Unable to organise a police-up in a brewery

Apparently, the police have very generously offered Jacqui Smith a chance to redeem herself. Which is nice.
The Police Federation has offered what it calls an "olive branch" to the home secretary in the bitter row over pay.

The federation had called for Jacqui Smith to resign over her decision not to backdate a 2.5% pay rise for police in England, Wales and Northern Ireland.

But in a letter, its chairman Jan Berry now says she believes Ms Smith was badly advised, although she urges her once again to reconsider her decision.

I wonder if this is anything to do with the fact that the police seem to be incapable or organising a demonstration because of a severe lack of knowledge of the law that they are supposed to uphold?
Police last night accused the government of attempting to ban 10,000 officers from marching through Westminster in a mass protest over their pay award. The demonstration would be the force's biggest since 1919.

The high-profile demonstration, intended to highlight the force's anger over its recent below-inflation, 1.9 per cent pay rise, is threatening to become a major political flashpoint in the new year. The police claim their preferred route for their march is set to be banned under archaic 'sessional orders', laws drawn up in the early 19th century to combat large-scale radical protests that threatened a disturbance of the peace.

The orders are renewed by Parliament each year and invoked by the Metropolitan Police if the force believes a protest will prevent MPs from going about their daily business. Critics of the orders claim they are a heavy-handed response designed to stifle peaceful protest.

As Timmy says, "hoist" and "petard" are the words that spring to mind.
I wonder how many of said demonstrating police have refused to impose such restrictions on others?

Indeed. You'll have to excuse me, I need a minute: I just cannot stop laughing...

UPDATE: the Home Secretary had better watch out though; she may end up being fined.
A police spokesman said: "The officer tried to offer words of advice but the male refused to accept them. So the officer was left with no option but to issue a fixed penalty notice of £30.
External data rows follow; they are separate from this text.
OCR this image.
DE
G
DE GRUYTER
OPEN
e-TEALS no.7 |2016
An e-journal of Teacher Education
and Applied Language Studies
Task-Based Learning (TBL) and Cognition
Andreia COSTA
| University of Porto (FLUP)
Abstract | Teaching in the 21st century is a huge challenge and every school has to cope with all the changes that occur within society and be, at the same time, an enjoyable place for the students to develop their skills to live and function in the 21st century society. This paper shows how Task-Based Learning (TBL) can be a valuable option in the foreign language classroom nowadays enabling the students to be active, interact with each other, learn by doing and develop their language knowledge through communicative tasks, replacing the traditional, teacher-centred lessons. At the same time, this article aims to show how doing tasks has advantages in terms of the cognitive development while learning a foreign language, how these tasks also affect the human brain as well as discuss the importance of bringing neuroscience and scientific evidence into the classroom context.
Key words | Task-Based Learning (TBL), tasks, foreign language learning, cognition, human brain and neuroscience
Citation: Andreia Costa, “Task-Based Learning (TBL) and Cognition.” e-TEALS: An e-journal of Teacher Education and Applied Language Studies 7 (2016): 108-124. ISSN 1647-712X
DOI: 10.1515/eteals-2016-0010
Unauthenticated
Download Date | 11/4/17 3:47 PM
Because, you see, not listening to a police officer is an offence, apparently.


Unsworth said...

What's a legal definition of 'listening'? Is that the same as 'hearing'? And what about the deaf?

Effing morons....

Mark Wadsworth said...

An olive branch? Wimps. A bottle of whisky and a revolver with one bullet would've been better.

JuliaM said...

"A bottle of whisky and a revolver with one bullet would've been better."
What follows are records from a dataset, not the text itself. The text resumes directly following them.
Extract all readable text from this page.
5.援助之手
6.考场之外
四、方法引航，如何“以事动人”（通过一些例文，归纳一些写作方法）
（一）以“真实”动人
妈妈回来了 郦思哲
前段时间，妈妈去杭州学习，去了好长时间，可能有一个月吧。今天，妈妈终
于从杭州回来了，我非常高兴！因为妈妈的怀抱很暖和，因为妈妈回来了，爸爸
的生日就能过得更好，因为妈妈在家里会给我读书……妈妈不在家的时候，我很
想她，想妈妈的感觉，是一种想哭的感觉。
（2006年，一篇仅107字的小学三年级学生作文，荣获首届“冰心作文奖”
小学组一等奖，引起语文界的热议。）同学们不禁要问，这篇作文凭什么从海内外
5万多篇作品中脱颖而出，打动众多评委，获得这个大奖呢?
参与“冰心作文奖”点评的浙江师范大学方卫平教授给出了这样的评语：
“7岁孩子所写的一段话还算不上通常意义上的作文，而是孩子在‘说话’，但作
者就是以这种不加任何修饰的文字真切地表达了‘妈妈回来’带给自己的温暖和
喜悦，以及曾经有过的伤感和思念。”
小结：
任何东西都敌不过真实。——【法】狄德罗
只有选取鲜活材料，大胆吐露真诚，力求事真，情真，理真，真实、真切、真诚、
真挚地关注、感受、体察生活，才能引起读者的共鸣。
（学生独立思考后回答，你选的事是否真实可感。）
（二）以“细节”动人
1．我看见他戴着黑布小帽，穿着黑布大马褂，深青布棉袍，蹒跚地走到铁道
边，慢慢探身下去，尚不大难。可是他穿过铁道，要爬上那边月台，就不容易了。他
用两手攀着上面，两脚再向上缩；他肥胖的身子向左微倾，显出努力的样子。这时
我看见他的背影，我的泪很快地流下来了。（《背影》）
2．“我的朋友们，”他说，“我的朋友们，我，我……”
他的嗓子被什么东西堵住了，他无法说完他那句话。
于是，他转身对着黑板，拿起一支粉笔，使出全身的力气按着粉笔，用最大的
Daft cow would only manage to shoot herself in the foot....

Anonymous said...

I am irritated by the Police NuSpeak whereby a man is now referred to as a "male". It's just not a natural way to speak. Similarly, there are no road accidents any more, only "incidents". Apparently nothing can be an accident on the road any more, unless a police car is involved, in which case it's a "PolAc". Anyway fuck the overpaid fuckers, if they weren't here we could sort the chav minority out with extreme prejudice. Cone headed tossers.